During World War II, Lowlands was used by the Inland Revenue for offices following bomb damage to Liverpool’s India Buildings, and after the Revenue moved out, Cookson sold Lowlands to the West Derby Community Association for a very reasonable price in 1957. Until 1966, Lowlands was the home of the infamous Pillar Club, where many of the Merseybeat bands played in their early days; bands such as the Quarrymen (George Harrison had played here with the Les Stewart Quartet), Gerry and the Pacemakers, the Searchers and Billy J. Kramer. Beatles manager Brian Epstein was a visitor of the club, which met in the basement. A bar still exists, and the pillars, which gave the name of the club, can still be seen. Lowlands can still be visited and guided tours are available.
No. 8 Heymans Green
Just down the road from Lowlands, on the opposite side, is No. 8 Heymans Green, a large rambling Victorian house, not so much a manor house but still a very big house nonetheless. It was built around 1860 by an unknown architect, and later became the West Derby Conservative Club. In 1957, the house was purchased by Mona Best, the mother of Pete Best – the drummer with the Beatles before Ringo Starr joined in August 1962. The house had 15 bedrooms, it sits in an acre of land and has a cellar, and it was after Mona had seen a report on TV about the 2is Coffee Bar in Soho, London that she decided to open a club in the cellar.
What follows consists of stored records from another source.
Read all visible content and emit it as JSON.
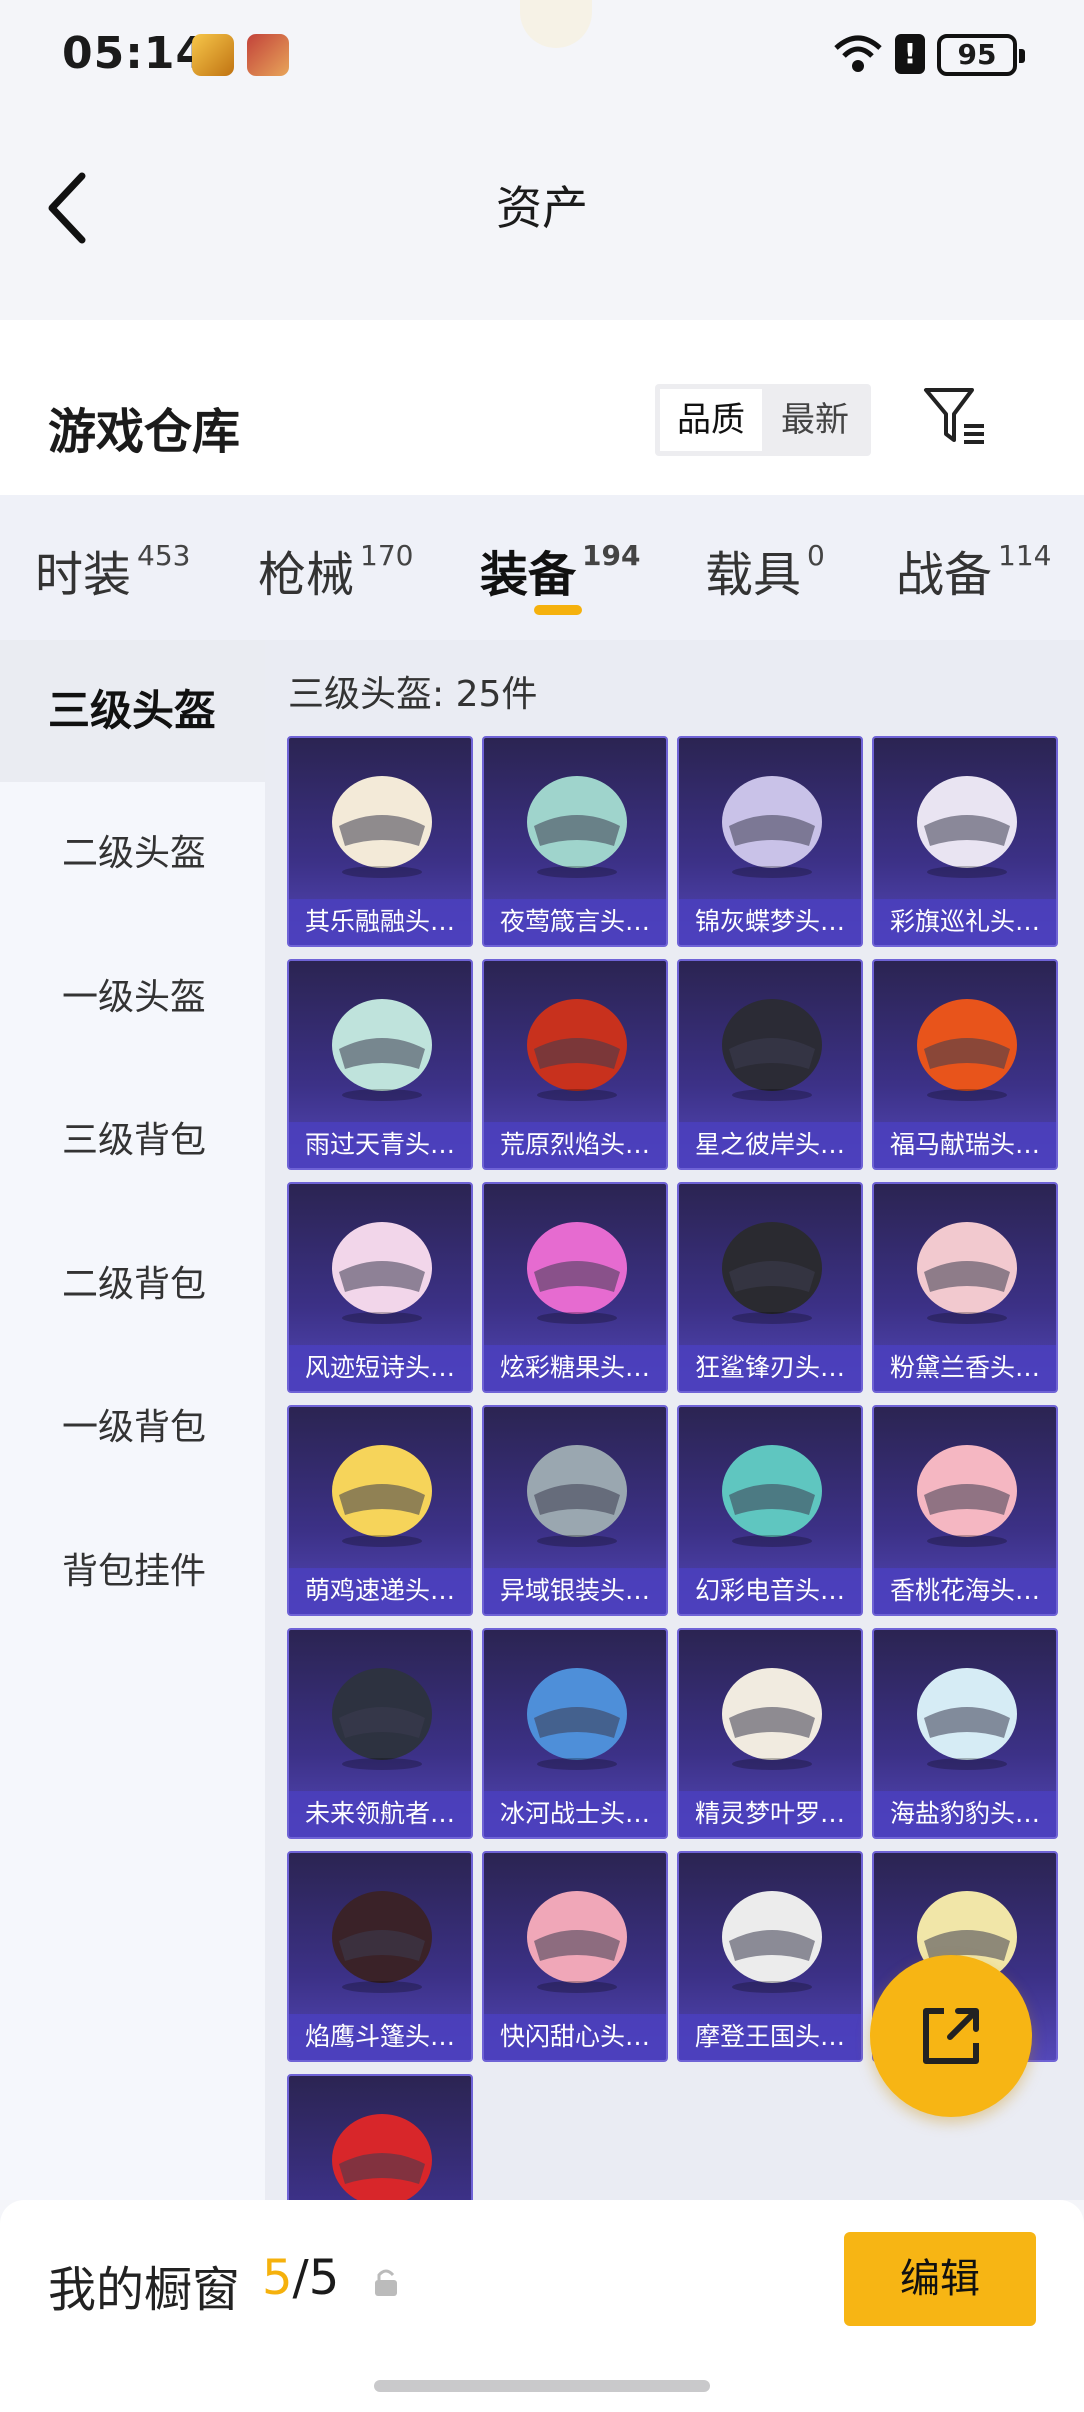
{
  "status_bar": {
    "time": "05:14",
    "battery": "95",
    "alert_glyph": "!"
  },
  "header": {
    "title": "资产"
  },
  "warehouse": {
    "title": "游戏仓库",
    "sort_options": [
      "品质",
      "最新"
    ],
    "selected_sort": "品质"
  },
  "category_tabs": [
    {
      "label": "时装",
      "count": "453"
    },
    {
      "label": "枪械",
      "count": "170"
    },
    {
      "label": "装备",
      "count": "194",
      "active": true
    },
    {
      "label": "载具",
      "count": "0"
    },
    {
      "label": "战备",
      "count": "114"
    }
  ],
  "sidebar": {
    "items": [
      "三级头盔",
      "二级头盔",
      "一级头盔",
      "三级背包",
      "二级背包",
      "一级背包",
      "背包挂件"
    ],
    "selected": "三级头盔"
  },
  "grid": {
    "count_label": "三级头盔: 25件",
    "items": [
      "其乐融融头…",
      "夜莺箴言头…",
      "锦灰蝶梦头…",
      "彩旗巡礼头…",
      "雨过天青头…",
      "荒原烈焰头…",
      "星之彼岸头…",
      "福马献瑞头…",
      "风迹短诗头…",
      "炫彩糖果头…",
      "狂鲨锋刃头…",
      "粉黛兰香头…",
      "萌鸡速递头…",
      "异域银装头…",
      "幻彩电音头…",
      "香桃花海头…",
      "未来领航者…",
      "冰河战士头…",
      "精灵梦叶罗…",
      "海盐豹豹头…",
      "焰鹰斗篷头…",
      "快闪甜心头…",
      "摩登王国头…",
      "",
      ""
    ],
    "helmet_colors": [
      "#f3ead8",
      "#9fd4cc",
      "#c9c2e8",
      "#e9e4f2",
      "#bfe3dc",
      "#c8311d",
      "#2b2b35",
      "#e8541b",
      "#f2d6ea",
      "#e66bd0",
      "#2a2a30",
      "#f2c9cf",
      "#f6d45a",
      "#9aa7b0",
      "#5fc6c0",
      "#f5b7c2",
      "#2d3240",
      "#4e8fd9",
      "#f1ebe0",
      "#d6ecf5",
      "#3a2228",
      "#f0a7b8",
      "#ececec",
      "#f1e6a8",
      "#d8262a"
    ]
  },
  "showcase": {
    "label": "我的橱窗",
    "current": "5",
    "total": "/5",
    "edit_label": "编辑"
  }
}
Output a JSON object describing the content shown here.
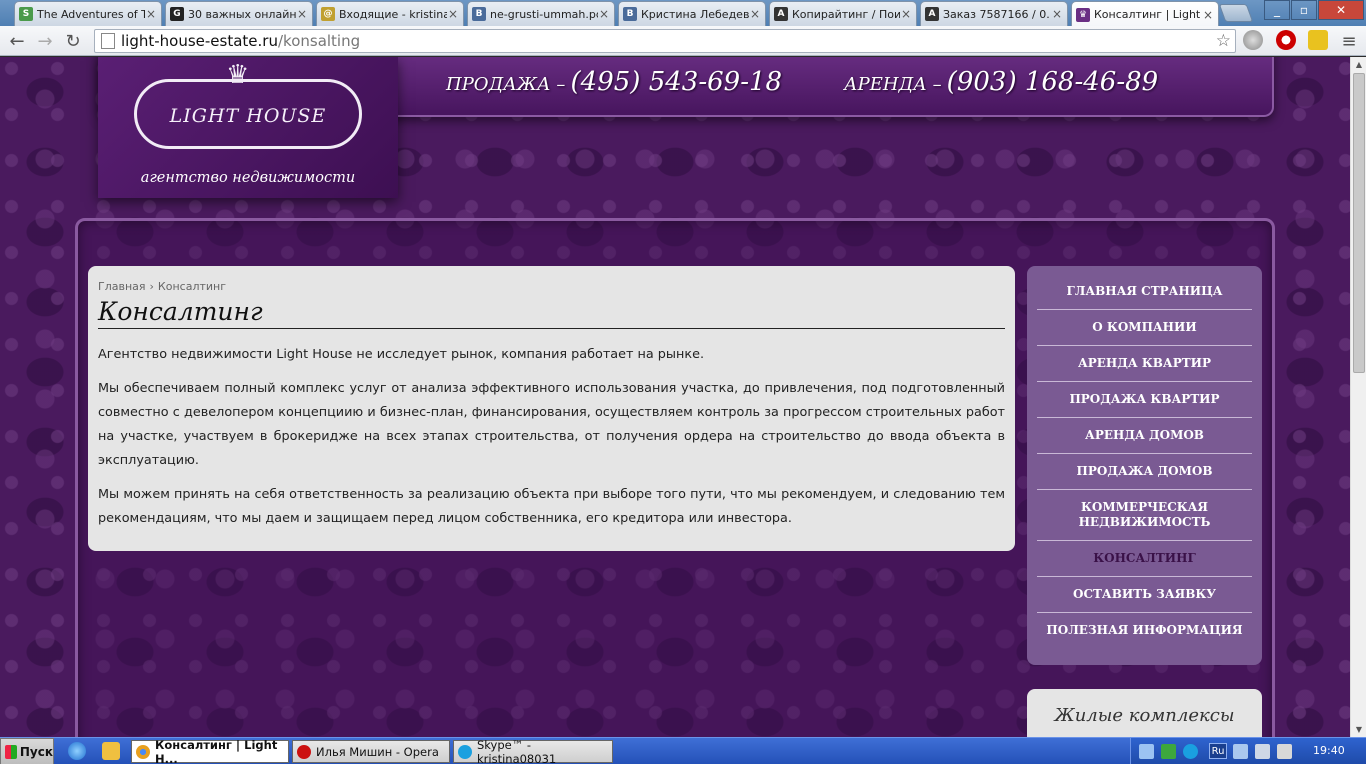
{
  "browser": {
    "tabs": [
      {
        "title": "The Adventures of T",
        "icon": "s-icon",
        "color": "#4a9a4a"
      },
      {
        "title": "30 важных онлайн",
        "icon": "g-icon",
        "color": "#222222"
      },
      {
        "title": "Входящие - kristina",
        "icon": "mail-icon",
        "color": "#c0a030"
      },
      {
        "title": "ne-grusti-ummah.pd",
        "icon": "vk-icon",
        "color": "#4a6b9a"
      },
      {
        "title": "Кристина Лебедев",
        "icon": "vk-icon",
        "color": "#4a6b9a"
      },
      {
        "title": "Копирайтинг / Пои",
        "icon": "a-icon",
        "color": "#333333"
      },
      {
        "title": "Заказ 7587166 / 0.",
        "icon": "a-icon",
        "color": "#333333"
      },
      {
        "title": "Консалтинг | Light H",
        "icon": "lighthouse-icon",
        "color": "#6a2f84"
      }
    ],
    "url_host": "light-house-estate.ru",
    "url_path": "/konsalting"
  },
  "site": {
    "logo_name": "LIGHT HOUSE",
    "logo_sub": "агентство недвижимости",
    "sale_label": "ПРОДАЖА –",
    "sale_phone": "(495) 543-69-18",
    "rent_label": "АРЕНДА –",
    "rent_phone": "(903) 168-46-89"
  },
  "breadcrumb": {
    "home": "Главная",
    "separator": "›",
    "current": "Консалтинг"
  },
  "article": {
    "title": "Консалтинг",
    "paragraphs": [
      "Агентство недвижимости Light House не исследует рынок, компания работает на рынке.",
      "Мы обеспечиваем полный комплекс услуг от анализа эффективного использования участка, до привлечения, под подготовленный совместно с девелопером концепциию и бизнес-план, финансирования, осуществляем контроль за прогрессом строительных работ на участке, участвуем в брокеридже на всех этапах строительства, от получения ордера на строительство до ввода объекта в эксплуатацию.",
      "Мы можем принять на себя ответственность за реализацию объекта при выборе того пути, что мы рекомендуем, и следованию тем рекомендациям, что мы даем и защищаем перед лицом собственника, его кредитора или инвестора."
    ]
  },
  "menu": {
    "items": [
      "ГЛАВНАЯ СТРАНИЦА",
      "О КОМПАНИИ",
      "АРЕНДА КВАРТИР",
      "ПРОДАЖА КВАРТИР",
      "АРЕНДА ДОМОВ",
      "ПРОДАЖА ДОМОВ",
      "КОММЕРЧЕСКАЯ НЕДВИЖИМОСТЬ",
      "КОНСАЛТИНГ",
      "ОСТАВИТЬ ЗАЯВКУ",
      "ПОЛЕЗНАЯ ИНФОРМАЦИЯ"
    ],
    "current": "КОНСАЛТИНГ"
  },
  "complexes": {
    "title": "Жилые комплексы"
  },
  "taskbar": {
    "start": "Пуск",
    "tasks": [
      {
        "title": "Консалтинг | Light H...",
        "color": "#e8a020"
      },
      {
        "title": "Илья Мишин - Opera",
        "color": "#cc1111"
      },
      {
        "title": "Skype™ - kristina08031",
        "color": "#1aa0e0"
      }
    ],
    "lang": "Ru",
    "time": "19:40"
  },
  "colors": {
    "brand_purple": "#4a1a5e",
    "menu_bg": "#7a5a93",
    "content_bg": "#e5e5e5"
  }
}
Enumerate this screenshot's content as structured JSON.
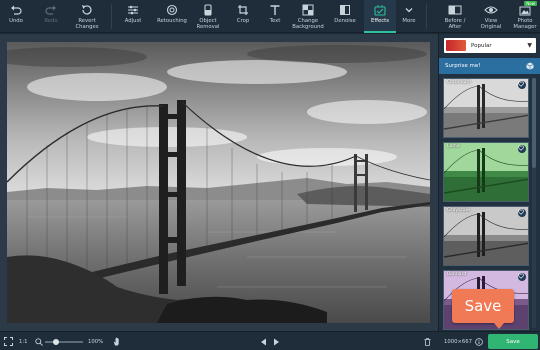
{
  "toolbar": {
    "undo": "Undo",
    "redo": "Redo",
    "revert": "Revert Changes",
    "adjust": "Adjust",
    "retouching": "Retouching",
    "object_removal": "Object Removal",
    "crop": "Crop",
    "text": "Text",
    "change_background": "Change Background",
    "denoise": "Denoise",
    "effects": "Effects",
    "more": "More",
    "before_after": "Before / After",
    "view_original": "View Original",
    "photo_manager": "Photo Manager",
    "new_badge": "New",
    "active_tool": "Effects"
  },
  "panel": {
    "category": "Popular",
    "surprise": "Surprise me!",
    "thumbnails": [
      {
        "label": "Chromium"
      },
      {
        "label": "Lomo"
      },
      {
        "label": "Grayscale"
      },
      {
        "label": "Bonnard"
      }
    ]
  },
  "tooltip": {
    "save": "Save"
  },
  "statusbar": {
    "fit": "1:1",
    "zoom": "100%",
    "dimensions": "1000×667",
    "save": "Save",
    "zoom_level": 0.3
  },
  "colors": {
    "accent": "#2fbf9a",
    "save_green": "#31b573",
    "tooltip": "#f07a55",
    "surprise_bar": "#2a6fa0"
  }
}
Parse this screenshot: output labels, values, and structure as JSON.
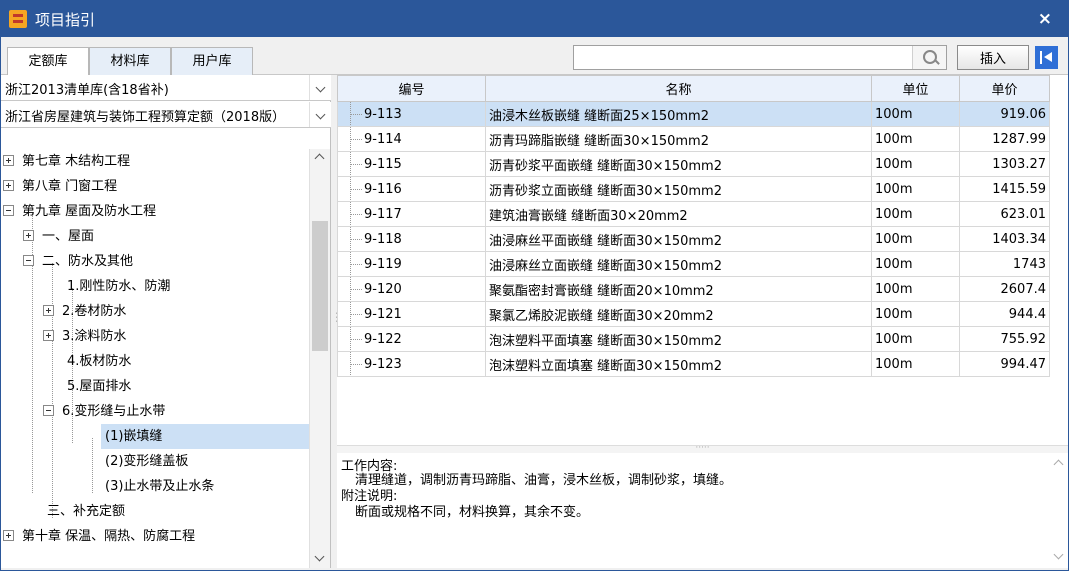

The Casbah Club, as it was named, was opened on the 29th of August 1959, with the Quarrymen playing as the resident band, Lennon, McCartney and Harrison contributing to the painting of the cellar, the artwork displayed on the walls and ceiling can still be seen today. Other Merseybeat bands such as the Remo Four and the Blackjacks also played there as the clubs like the Cavern were still dominated by the Jazz scene at this time. Pete Best joined the Beatles as drummer in August 1960 and was to spend a little over two years in the band. The Beatles were the final band to play the Casbah Club when it closed on the 24th June 1962. The Best family still own the property and the Casbah Club is open for visits and concerts, with the Pete Best Band still playing there occasionally.